1880. Daily Tel., 23 Sept. The introduction of the iron road with its steam-horse for tractor.
b. Surg. An obstetric forceps (Knight, Dict. Mech., 1877). c. A traction-engine; a locomotive engine of any kind used for traction of loaded wagons, artillery, etc., on ordinary roads, or for drawing gang-ploughs; also, the frame and steel rope by which a gang of plows is drawn across a field by a traction-engine (Cent. Dict., Suppl.).
1901. Daily Chron., 2 Aug., 6/4. These transformers supply the overhead trolley wires, which feed special electrical tractors running along the towing-path, and in these tractors the drivers sit and control operations. Ibid. (1902), 29 Oct., 3/4. The County Council has not yet sanctioned the use of the tractor, but it will come before the members for consideration at an early date.
1903. Motor. Ann., 253. Rhodesia has appealed to motor manufacturers to supply motor-wagons or tractors for use specially in hilly country.
3. Geom. (See quot.)
1867. Cayley, Math. Papers, VII. 73. I use the term tractor to denote a line which meets any given lines. Ibid. Four given lines may be directrices (generating lines) of the same hyperboloid, viz. every tractor of any three of the four lines is then a tractor of all the four lines.

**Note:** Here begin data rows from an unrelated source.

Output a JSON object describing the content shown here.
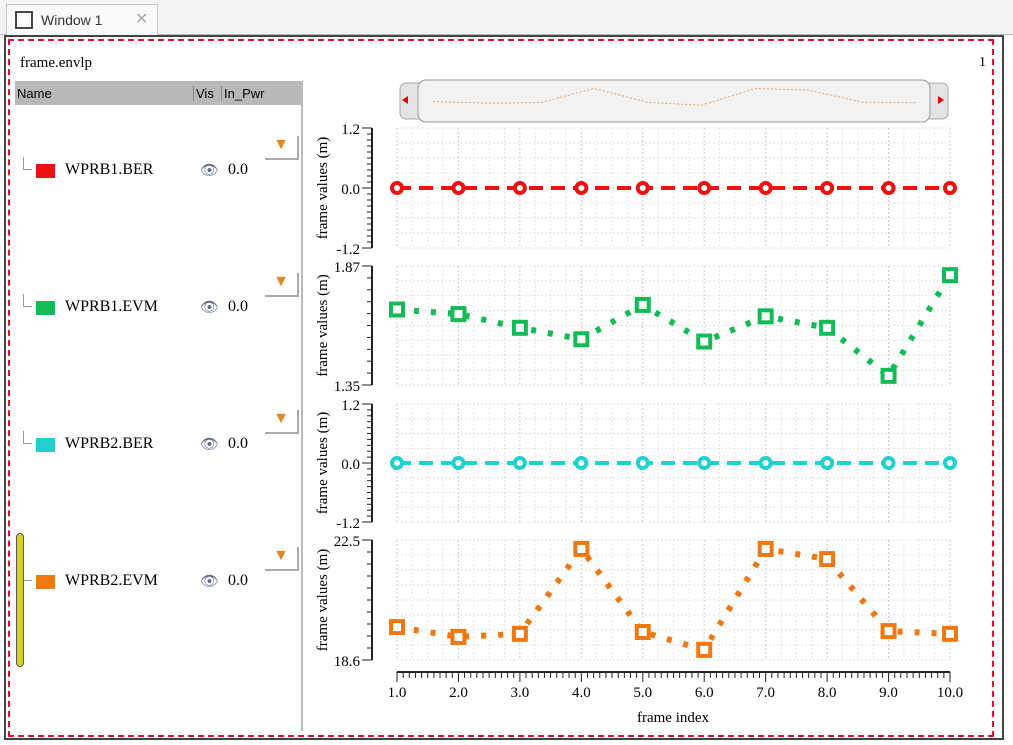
{
  "window": {
    "tab_label": "Window 1",
    "title": "frame.envlp",
    "page_number": "1"
  },
  "tree": {
    "columns": [
      "Name",
      "Vis",
      "In_Pwr"
    ],
    "items": [
      {
        "name": "WPRB1.BER",
        "color": "#ee1111",
        "value": "0.0"
      },
      {
        "name": "WPRB1.EVM",
        "color": "#11bb55",
        "value": "0.0"
      },
      {
        "name": "WPRB2.BER",
        "color": "#22d0d0",
        "value": "0.0"
      },
      {
        "name": "WPRB2.EVM",
        "color": "#f07810",
        "value": "0.0"
      }
    ]
  },
  "chart_data": {
    "type": "line",
    "x": [
      1,
      2,
      3,
      4,
      5,
      6,
      7,
      8,
      9,
      10
    ],
    "xticks": [
      "1.0",
      "2.0",
      "3.0",
      "4.0",
      "5.0",
      "6.0",
      "7.0",
      "8.0",
      "9.0",
      "10.0"
    ],
    "xlabel": "frame index",
    "xlim": [
      1,
      10
    ],
    "grid": true,
    "panels": [
      {
        "series_name": "WPRB1.BER",
        "ylabel": "frame values (m)",
        "ylim": [
          -1.2,
          1.2
        ],
        "yticks": [
          "1.2",
          "0.0",
          "-1.2"
        ],
        "color": "#ee1111",
        "line": "dashed",
        "marker": "circle",
        "values": [
          0,
          0,
          0,
          0,
          0,
          0,
          0,
          0,
          0,
          0
        ]
      },
      {
        "series_name": "WPRB1.EVM",
        "ylabel": "frame values (m)",
        "ylim": [
          1.35,
          1.87
        ],
        "yticks": [
          "1.87",
          "1.35"
        ],
        "color": "#11bb55",
        "line": "dotted",
        "marker": "square",
        "values": [
          1.68,
          1.66,
          1.6,
          1.55,
          1.7,
          1.54,
          1.65,
          1.6,
          1.39,
          1.83
        ]
      },
      {
        "series_name": "WPRB2.BER",
        "ylabel": "frame values (m)",
        "ylim": [
          -1.2,
          1.2
        ],
        "yticks": [
          "1.2",
          "0.0",
          "-1.2"
        ],
        "color": "#22d0d0",
        "line": "dashed",
        "marker": "circle",
        "values": [
          0,
          0,
          0,
          0,
          0,
          0,
          0,
          0,
          0,
          0
        ]
      },
      {
        "series_name": "WPRB2.EVM",
        "ylabel": "frame values (m)",
        "ylim": [
          18.6,
          22.5
        ],
        "yticks": [
          "22.5",
          "18.6"
        ],
        "color": "#f07810",
        "line": "dotted",
        "marker": "square",
        "values": [
          19.67,
          19.35,
          19.45,
          22.21,
          19.51,
          18.93,
          22.21,
          21.88,
          19.54,
          19.45
        ]
      }
    ]
  }
}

Hence Tractoration, the use of metallic tractors (see 1): also allusively; Tractoring ppl. a., using metallic tractors; Tractorism = tractoration; Tractorist, one who uses metallic tractors; Tractorize v., intr. to use metallic tractors; trans. to get by tractorizing (quot. 18032); to treat with metallic tractors or similar appliances (quot. 1817); whence Tractorizing vbl. sb. and ppl. a. (All more or less nonce-wds. and Obs.)
1803. (ed. 2), Fessenden (title), Terrible *Tractoration! A Poetical Petition against Galvanising Trumpery, and the Perkinistic Institution.
1861. O. W. Holmes, Med. Ess., Pref. (1891), 9. Homœopathy has not died out so rapidly as Tractoration.
1803. Fessenden, Terrible Tractoration, III. xxv. And youll confound the *tractoring folks By Haygarths tale.
180213. Bentham, Ration. Judic. Evid., V. 189. The impostures that have been seen acted on the spiritual and medical theatres: to exorcism, animal magnetism, and *tractorism. Ibid. The operations of the magnetist, and *tractorist no less so, in the expulsion of non-existent diseases.
1803. Fessenden (title), A Poetical Petition against *Tractorising Trumpery, and the Perkinistic Institution. Ibid., III. viii. To tractorise away our guineas.
1817. Monthly Mag., XLIII. 293. Which cures were performed by tractorizing them with rusty nails.